Collective agreements often require additional leave of between 30 and 45 days.
Kenya observes 10 public holidays:
- New Year’s Day
- Good Friday
- Easter Monday
- Labor Day
- Madaraka Day
- Mashujaa (Kenyatta)
- Independence Day
- Christmas Day
- Boxing Day
Employees who work on a holiday are entitled to double pay.
Employees are entitled to a minimum of seven days of sick leave with full pay followed by seven days with half-pay for every 12 months of employment. An employee may take this leave after a period of two consecutive months of service and must supply the employer with a certificate signed by a qualified medical practitioner confirming the inability to work.
Employees pay into the National Hospital Insurance Fund (NHIF) each month, which in turn reimburses employers for sick leave expenses. The NHIF also reimburses insured employees and their dependents for up to 432,000 Kenyan shillings a year for costs incurred at private and faith-based hospitals.
Healthcare in Kenya is offered by a variety of providers both public and private, and funded by various means.
Public healthcare is funded by a mixture of government revenues, donor funds and employee contributions to the NHIF. Membership in the NHIF is mandatory for Kenyans 18 and over. Formal employees contribute monthly based on their income while informal employees pay a voluntary monthly flat rate premium.
Private healthcare is funded via out-of-pocket payments made directly to providers as well as private health insurance, although very few Kenyans have private health insurance.
Employers are required to provide healthcare for their employees. Most employees are covered by the NHIF, which reduces the burden, but some employers also offer private health insurance.
As your employer of record in Kenya, we may be able to provide optional supplementary medical insurance coverage for professionals and their dependents at a more cost-effective rate.
Under the National Social Security Fund Act, all employers with at least one employee are required to register with the pension fund, and membership is mandatory for all employed persons between the ages of 18 and 60. Employees are eligible to receive retirement benefits at age 60.
Employees contribute 6% of their monthly salary and employers contribute 6% of total monthly payroll.

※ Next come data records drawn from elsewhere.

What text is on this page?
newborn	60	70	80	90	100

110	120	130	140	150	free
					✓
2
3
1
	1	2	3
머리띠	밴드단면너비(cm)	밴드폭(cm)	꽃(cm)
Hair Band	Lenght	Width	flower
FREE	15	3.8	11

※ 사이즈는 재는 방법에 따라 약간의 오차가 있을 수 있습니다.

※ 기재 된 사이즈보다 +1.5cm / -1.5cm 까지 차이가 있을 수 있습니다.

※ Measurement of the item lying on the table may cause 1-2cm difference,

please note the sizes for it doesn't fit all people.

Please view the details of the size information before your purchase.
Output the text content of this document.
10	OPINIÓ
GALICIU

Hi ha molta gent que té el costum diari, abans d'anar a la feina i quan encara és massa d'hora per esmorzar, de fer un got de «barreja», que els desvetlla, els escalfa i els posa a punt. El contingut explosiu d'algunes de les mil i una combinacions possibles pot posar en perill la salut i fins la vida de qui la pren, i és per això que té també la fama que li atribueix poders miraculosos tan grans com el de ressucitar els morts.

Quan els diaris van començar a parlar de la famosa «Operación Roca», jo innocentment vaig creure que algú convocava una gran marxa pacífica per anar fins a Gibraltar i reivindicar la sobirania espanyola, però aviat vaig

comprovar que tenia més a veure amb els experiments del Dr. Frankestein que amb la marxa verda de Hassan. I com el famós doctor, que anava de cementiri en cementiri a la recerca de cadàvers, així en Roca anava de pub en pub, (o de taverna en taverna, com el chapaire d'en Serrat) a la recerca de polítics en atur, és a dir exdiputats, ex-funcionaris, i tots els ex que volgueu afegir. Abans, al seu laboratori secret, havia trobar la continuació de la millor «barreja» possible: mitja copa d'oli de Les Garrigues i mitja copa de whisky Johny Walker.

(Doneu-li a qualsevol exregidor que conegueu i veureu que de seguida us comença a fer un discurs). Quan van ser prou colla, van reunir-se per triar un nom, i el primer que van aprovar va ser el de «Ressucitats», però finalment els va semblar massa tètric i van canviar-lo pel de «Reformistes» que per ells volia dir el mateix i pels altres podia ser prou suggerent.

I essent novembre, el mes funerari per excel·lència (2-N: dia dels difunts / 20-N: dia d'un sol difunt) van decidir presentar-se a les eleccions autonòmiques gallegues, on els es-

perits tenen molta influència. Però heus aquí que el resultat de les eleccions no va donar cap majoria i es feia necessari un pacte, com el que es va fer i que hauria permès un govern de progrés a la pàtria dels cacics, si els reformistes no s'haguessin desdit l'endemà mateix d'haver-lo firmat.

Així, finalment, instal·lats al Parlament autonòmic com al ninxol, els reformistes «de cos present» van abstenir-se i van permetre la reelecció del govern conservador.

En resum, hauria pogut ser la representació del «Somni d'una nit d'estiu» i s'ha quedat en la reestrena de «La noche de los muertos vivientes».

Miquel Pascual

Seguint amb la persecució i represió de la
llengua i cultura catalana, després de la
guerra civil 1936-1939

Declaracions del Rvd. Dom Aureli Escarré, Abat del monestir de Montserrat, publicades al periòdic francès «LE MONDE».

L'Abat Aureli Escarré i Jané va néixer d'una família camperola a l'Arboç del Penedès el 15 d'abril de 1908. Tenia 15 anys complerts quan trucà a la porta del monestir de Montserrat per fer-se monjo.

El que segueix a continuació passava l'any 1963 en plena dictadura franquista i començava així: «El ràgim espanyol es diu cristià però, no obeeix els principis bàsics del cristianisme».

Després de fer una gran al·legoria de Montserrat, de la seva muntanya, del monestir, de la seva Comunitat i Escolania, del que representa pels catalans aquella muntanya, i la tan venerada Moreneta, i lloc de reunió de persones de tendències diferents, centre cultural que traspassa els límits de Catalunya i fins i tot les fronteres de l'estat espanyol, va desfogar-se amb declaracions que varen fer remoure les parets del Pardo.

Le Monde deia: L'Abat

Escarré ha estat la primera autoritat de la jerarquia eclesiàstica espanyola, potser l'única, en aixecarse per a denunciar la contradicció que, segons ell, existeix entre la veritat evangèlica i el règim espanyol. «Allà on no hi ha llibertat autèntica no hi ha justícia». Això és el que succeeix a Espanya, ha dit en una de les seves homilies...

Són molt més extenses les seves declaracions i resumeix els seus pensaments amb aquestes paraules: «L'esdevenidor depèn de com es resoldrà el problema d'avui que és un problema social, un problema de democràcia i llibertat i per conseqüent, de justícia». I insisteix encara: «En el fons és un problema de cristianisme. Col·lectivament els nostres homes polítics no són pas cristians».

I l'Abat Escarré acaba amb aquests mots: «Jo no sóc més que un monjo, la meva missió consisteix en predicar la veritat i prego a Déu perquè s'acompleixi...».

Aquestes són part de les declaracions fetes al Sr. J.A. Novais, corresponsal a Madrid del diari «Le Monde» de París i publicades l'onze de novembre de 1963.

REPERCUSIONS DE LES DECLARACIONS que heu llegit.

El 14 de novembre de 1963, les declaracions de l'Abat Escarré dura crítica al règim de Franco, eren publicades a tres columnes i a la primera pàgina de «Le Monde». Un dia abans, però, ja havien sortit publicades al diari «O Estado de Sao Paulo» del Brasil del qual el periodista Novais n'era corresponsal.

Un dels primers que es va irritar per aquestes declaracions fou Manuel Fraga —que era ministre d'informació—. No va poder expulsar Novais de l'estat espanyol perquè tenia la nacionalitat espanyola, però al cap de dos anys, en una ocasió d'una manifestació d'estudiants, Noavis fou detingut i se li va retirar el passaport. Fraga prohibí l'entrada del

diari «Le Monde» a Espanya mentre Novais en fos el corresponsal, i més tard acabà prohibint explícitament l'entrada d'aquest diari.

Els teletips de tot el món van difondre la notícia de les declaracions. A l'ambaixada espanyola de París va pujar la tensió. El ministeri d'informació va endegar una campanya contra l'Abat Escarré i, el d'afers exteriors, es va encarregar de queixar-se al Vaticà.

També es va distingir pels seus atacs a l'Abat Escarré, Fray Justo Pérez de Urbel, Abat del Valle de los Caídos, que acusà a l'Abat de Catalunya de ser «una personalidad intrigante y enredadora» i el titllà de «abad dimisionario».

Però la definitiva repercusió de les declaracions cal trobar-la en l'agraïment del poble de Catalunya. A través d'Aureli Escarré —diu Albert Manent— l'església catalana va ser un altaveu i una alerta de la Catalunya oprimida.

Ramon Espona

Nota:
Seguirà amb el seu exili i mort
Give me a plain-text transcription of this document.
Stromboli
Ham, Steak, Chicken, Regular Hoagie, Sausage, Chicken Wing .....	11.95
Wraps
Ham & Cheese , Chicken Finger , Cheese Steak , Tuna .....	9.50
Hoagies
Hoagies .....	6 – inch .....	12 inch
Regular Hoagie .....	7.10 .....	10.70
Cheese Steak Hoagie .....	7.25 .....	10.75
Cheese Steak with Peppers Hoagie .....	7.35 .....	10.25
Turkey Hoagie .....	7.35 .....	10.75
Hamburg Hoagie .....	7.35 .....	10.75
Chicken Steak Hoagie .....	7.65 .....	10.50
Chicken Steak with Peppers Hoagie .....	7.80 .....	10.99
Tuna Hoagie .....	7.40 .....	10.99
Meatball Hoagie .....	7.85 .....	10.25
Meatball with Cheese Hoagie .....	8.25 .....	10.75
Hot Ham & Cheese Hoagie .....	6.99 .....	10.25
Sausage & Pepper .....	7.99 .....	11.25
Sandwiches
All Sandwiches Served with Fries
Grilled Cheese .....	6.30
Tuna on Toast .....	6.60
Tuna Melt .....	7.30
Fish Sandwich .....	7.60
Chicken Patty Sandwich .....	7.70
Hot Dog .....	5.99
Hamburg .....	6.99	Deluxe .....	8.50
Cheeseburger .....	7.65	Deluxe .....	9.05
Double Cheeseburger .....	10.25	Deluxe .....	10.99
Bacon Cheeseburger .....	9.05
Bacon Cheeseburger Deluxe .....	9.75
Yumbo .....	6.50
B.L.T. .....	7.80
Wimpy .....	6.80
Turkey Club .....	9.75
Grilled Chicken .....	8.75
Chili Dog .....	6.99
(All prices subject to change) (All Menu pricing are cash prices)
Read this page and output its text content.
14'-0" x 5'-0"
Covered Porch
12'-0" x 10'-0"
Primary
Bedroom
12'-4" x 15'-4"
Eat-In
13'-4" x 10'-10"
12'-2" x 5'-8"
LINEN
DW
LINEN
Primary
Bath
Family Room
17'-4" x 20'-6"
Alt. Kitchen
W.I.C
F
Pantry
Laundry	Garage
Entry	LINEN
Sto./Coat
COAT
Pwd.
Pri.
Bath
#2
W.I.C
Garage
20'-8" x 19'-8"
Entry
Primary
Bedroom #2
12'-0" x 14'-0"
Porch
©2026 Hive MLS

Foreign nationals working in Kenya are exempt from participation if they are covered by a social security treaty (totalization agreement) or if they have worked in Kenya for less than three years and are covered by an equivalent program in their home country.
Employees who earn more than 4,000 shillings a month are covered by the employer-liability system, which is funded entirely by employers. There is no qualifying period for eligibility.
Compensation is calculated as follows:
- For a temporary disability: 50% of daily wages, up to 540 Kenyan shillings a day after a three-day waiting period. (If the disability lasts longer than three days, the award is paid retroactively.)
- For a partial permanent disability: a lump sum equal to 60 months of the employee’s earnings up to 240,000 Kenyan shillings.
Employer social costs will cover a large portion of employee benefits in Kenya, but we can consult with you about supplemental coverage options, such as additional pension contributions or life insurance, if needed.
Employee onboarding with an employer of record in Kenya
We write and validate all local employment contracts, streamlining the onboarding process for you and your Kenya employees—all you have to do is provide relevant information and review and approve the employment agreement.
As your employer of record in Kenya, we will:
- Schedule a welcome call to discuss HR and employment information for Kenya, as well as answer any questions
- Prepare a customized employment contract in English and in Swahili (or other local language)
- Share the employment contract and benefits information with the new employee for signature and review
- Gather tax and banking information from the employee to set up payroll
- Provide a local point of contact to the employee to answer any questions regarding their employment, local HR or payroll
The entire onboarding process for the employee is often completed in as little as two weeks.